Fine Points of the Law

• If you’re wearing a ski mask and carrying a gun and walk into a store to rob it, but there are no employees there to rob, and you abort, is that an “attempted robbery”? Sanjuan Reyes, 22, and two teenagers were arrested in Joliet, Ill., in January and charged with attempting to rob the Supermercado Viva Mexico. Two acted as lookouts while the youngest, wearing a ski mask and wielding an air pistol, entered the store. Apparently, the only employees on duty were in the back room. The boy waited for a minute or so, then bailed out, and the three fled empty-handed. Joliet’s deputy police chief said a crime was committed.

Unclear on the Concept

• In March, sheriff’s deputies in Kissimmee, Fla., detained a U.S. Immigration and Customs Enforcement agent who was working undercover but who had aroused suspicions of residents of a neighborhood. After investigating, the deputies discovered that in order to guard his identity as an ICE agent, the man was posing as an FBI agent. [Orlando Sentinel, 3-4-10]

Least Competent Criminals

• (1) Jonathon Smith, 27, was arrested in March in Fairbanks, Alaska, shortly after his release on bail on charges that he tried to buy three trucks from local dealers using forged checks. His latest arrest came at Seekins Ford, where, according to police, he was trying to buy yet another pickup truck with a forged check. (2) Falmouth, Mass., police hired John Yarrington as a confidential informant on Feb. 16, setting him up with $100 in marked bills to make a cocaine buy from dealer Cory Noonan, which Yarrington completed. He left the scene, but less than 10 minutes later, before Noonan could be arrested, Yarrington returned and, according to police, attempted to buy more cocaine on his own.

Undignified Deaths

• (1) A 36-year-old man drowned in Denville, N.J., in January during a friendly swimming competition with a pal, as they raced underneath a 30-yard long ice patch on partially frozen Indian Lake. (2) New York City police believe that drug-gang hit man Hector Quinones, 44, shot three men to death in a high-rise apartment in December, but allowed a woman in the apartment to escape when he tripped on his own baggy pants while chasing her. As police arrived, Quinones climbed out onto the fire escape but accidentally fell off and broke his neck.
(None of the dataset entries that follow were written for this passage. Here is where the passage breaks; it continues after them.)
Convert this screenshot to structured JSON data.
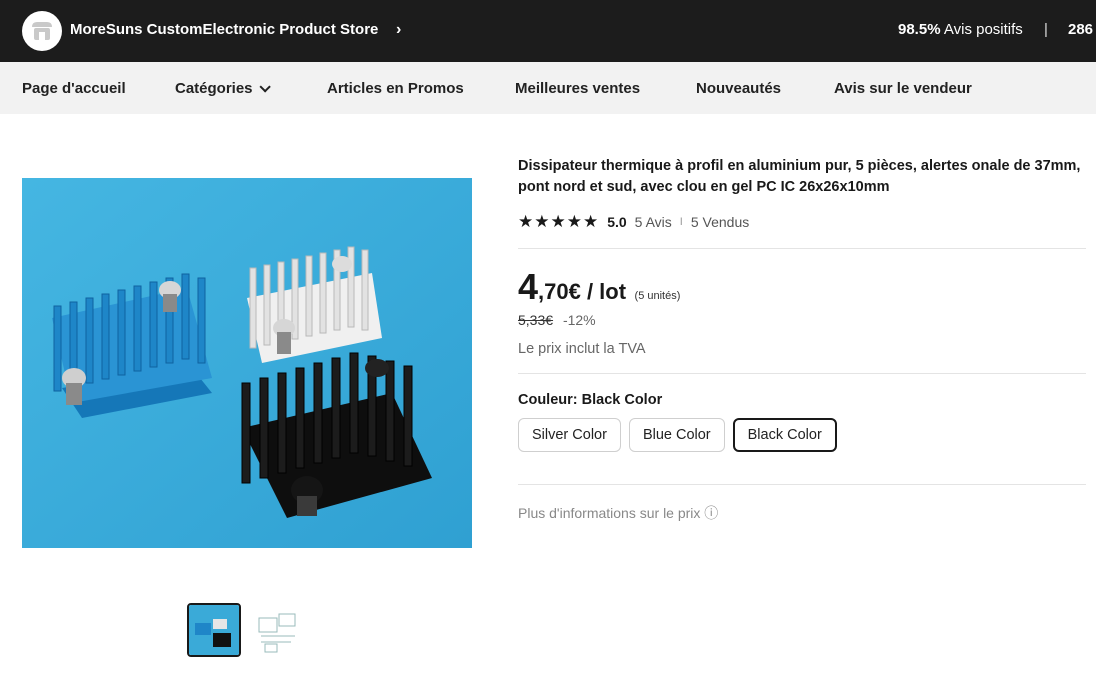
{
  "store": {
    "name": "MoreSuns CustomElectronic Product Store",
    "rating_pct": "98.5%",
    "rating_text": "Avis positifs",
    "separator": "|",
    "followers": "286"
  },
  "nav": {
    "items": [
      {
        "label": "Page d'accueil"
      },
      {
        "label": "Catégories"
      },
      {
        "label": "Articles en Promos"
      },
      {
        "label": "Meilleures ventes"
      },
      {
        "label": "Nouveautés"
      },
      {
        "label": "Avis sur le vendeur"
      }
    ]
  },
  "product": {
    "title": "Dissipateur thermique à profil en aluminium pur, 5 pièces, alertes onale de 37mm, pont nord et sud, avec clou en gel PC IC 26x26x10mm",
    "stars": "★★★★★",
    "rating": "5.0",
    "reviews": "5 Avis",
    "rating_sep": "I",
    "sold": "5 Vendus",
    "price_int": "4",
    "price_dec": ",70€ / lot",
    "price_units": "(5 unités)",
    "old_price": "5,33€",
    "discount": "-12%",
    "vat_note": "Le prix inclut la TVA",
    "color_label": "Couleur: Black Color",
    "colors": [
      {
        "label": "Silver Color",
        "selected": false
      },
      {
        "label": "Blue Color",
        "selected": false
      },
      {
        "label": "Black Color",
        "selected": true
      }
    ],
    "more_info": "Plus d'informations sur le prix ⓘ"
  },
  "colors": {
    "store_bar_bg": "#1c1c1c",
    "nav_bg": "#f2f2f2",
    "image_bg": "#3aaad8",
    "heatsink_blue": "#1f8fd0",
    "heatsink_silver": "#e6e6e6",
    "heatsink_black": "#1a1a1a"
  }
}
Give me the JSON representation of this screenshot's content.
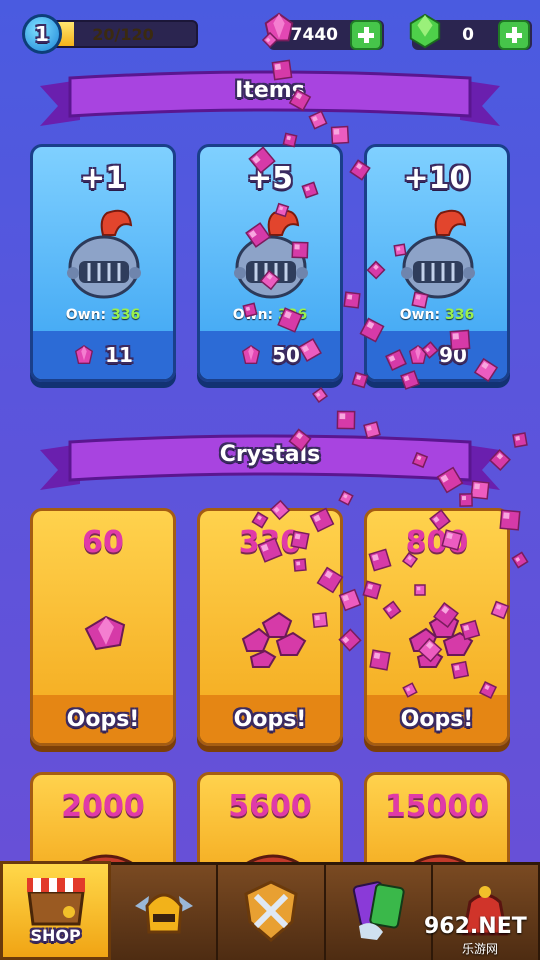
{
  "top_bar": {
    "level": "1",
    "xp_text": "20/120",
    "xp_fraction": 0.167,
    "coins": "7440",
    "gems": "0"
  },
  "sections": {
    "items_title": "Items",
    "crystals_title": "Crystals"
  },
  "items": [
    {
      "qty": "+1",
      "own_label": "Own:",
      "own_value": "336",
      "price": "11"
    },
    {
      "qty": "+5",
      "own_label": "Own:",
      "own_value": "336",
      "price": "50"
    },
    {
      "qty": "+10",
      "own_label": "Own:",
      "own_value": "336",
      "price": "90"
    }
  ],
  "crystals": [
    {
      "amount": "60",
      "button": "Oops!"
    },
    {
      "amount": "330",
      "button": "Oops!"
    },
    {
      "amount": "800",
      "button": "Oops!"
    },
    {
      "amount": "2000"
    },
    {
      "amount": "5600"
    },
    {
      "amount": "15000"
    }
  ],
  "nav": {
    "tabs": [
      {
        "label": "SHOP",
        "icon": "shop-chest-icon",
        "active": true
      },
      {
        "label": "",
        "icon": "hero-helmet-icon"
      },
      {
        "label": "",
        "icon": "battle-shield-icon"
      },
      {
        "label": "",
        "icon": "cards-icon"
      },
      {
        "label": "",
        "icon": "potion-bag-icon"
      }
    ]
  },
  "watermark": {
    "text": "962.NET",
    "sub": "乐游网"
  },
  "colors": {
    "background": "#5a55dc",
    "item_card": "#3aa3f2",
    "crystal_card": "#f3a81c",
    "crystal_text": "#e03aa8",
    "gem_magenta": "#d63aa8",
    "ribbon_purple": "#9a3ad8"
  }
}
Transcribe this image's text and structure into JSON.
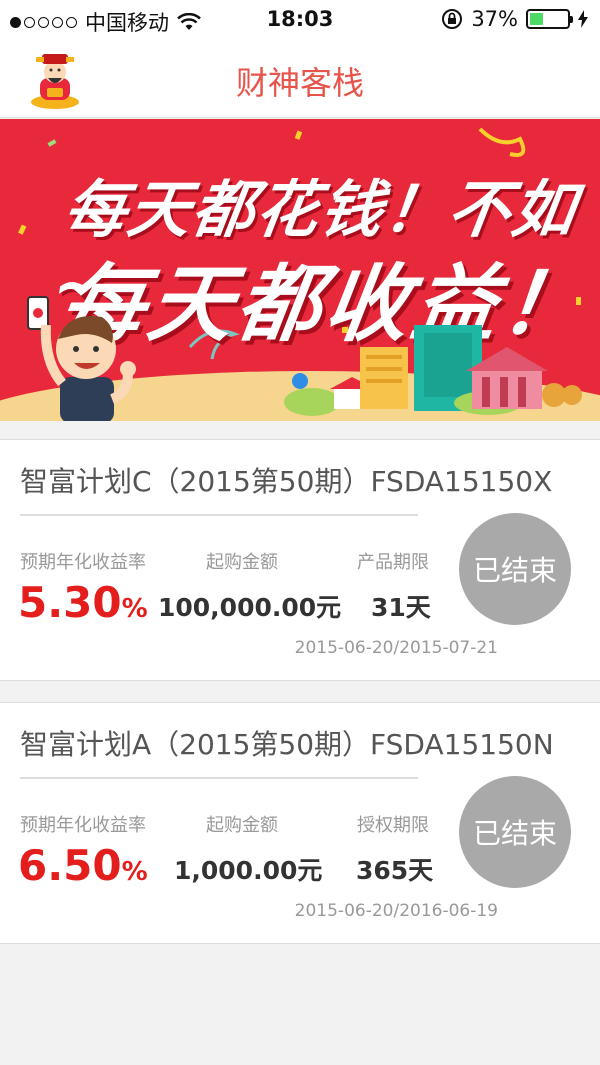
{
  "status_bar": {
    "carrier": "中国移动",
    "time": "18:03",
    "battery_percent": "37%",
    "battery_level": 0.37,
    "signal_dots_filled": 1,
    "icons": [
      "signal-dots-icon",
      "wifi-icon",
      "rotation-lock-icon",
      "battery-icon",
      "charging-icon"
    ]
  },
  "header": {
    "title": "财神客栈",
    "logo_icon": "fortune-god-logo",
    "title_color": "#e7544b"
  },
  "banner": {
    "line1": "每天都花钱！不如~",
    "line2": "每天都收益！",
    "background_color": "#e8293b"
  },
  "products": [
    {
      "title": "智富计划C（2015第50期）FSDA15150X",
      "rate_label": "预期年化收益率",
      "rate_value": "5.30",
      "rate_unit": "%",
      "amount_label": "起购金额",
      "amount_value": "100,000.00元",
      "term_label": "产品期限",
      "term_value": "31天",
      "date_range": "2015-06-20/2015-07-21",
      "status": "已结束"
    },
    {
      "title": "智富计划A（2015第50期）FSDA15150N",
      "rate_label": "预期年化收益率",
      "rate_value": "6.50",
      "rate_unit": "%",
      "amount_label": "起购金额",
      "amount_value": "1,000.00元",
      "term_label": "授权期限",
      "term_value": "365天",
      "date_range": "2015-06-20/2016-06-19",
      "status": "已结束"
    }
  ],
  "colors": {
    "accent_red": "#e41d1d",
    "ended_gray": "#a9a9a9"
  }
}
A News of the Weird Classic (February 2002)

• Two-time convicted bank robber Mark Turner filed a lawsuit against Canada’s National Parole Board in 2001 because the board had released him early from prison in 1987 from a previous sentence. The board should have kept him inside until that sentence ran out in 1994, he said, and it was thus the board’s fault that while on parole, Turner had robbed another bank and had again been locked up. By 1994, he said, he would have been more mature and would not have re-offended, and for the parole board’s error, it should pay him the U.S. equivalent of almost $1 million.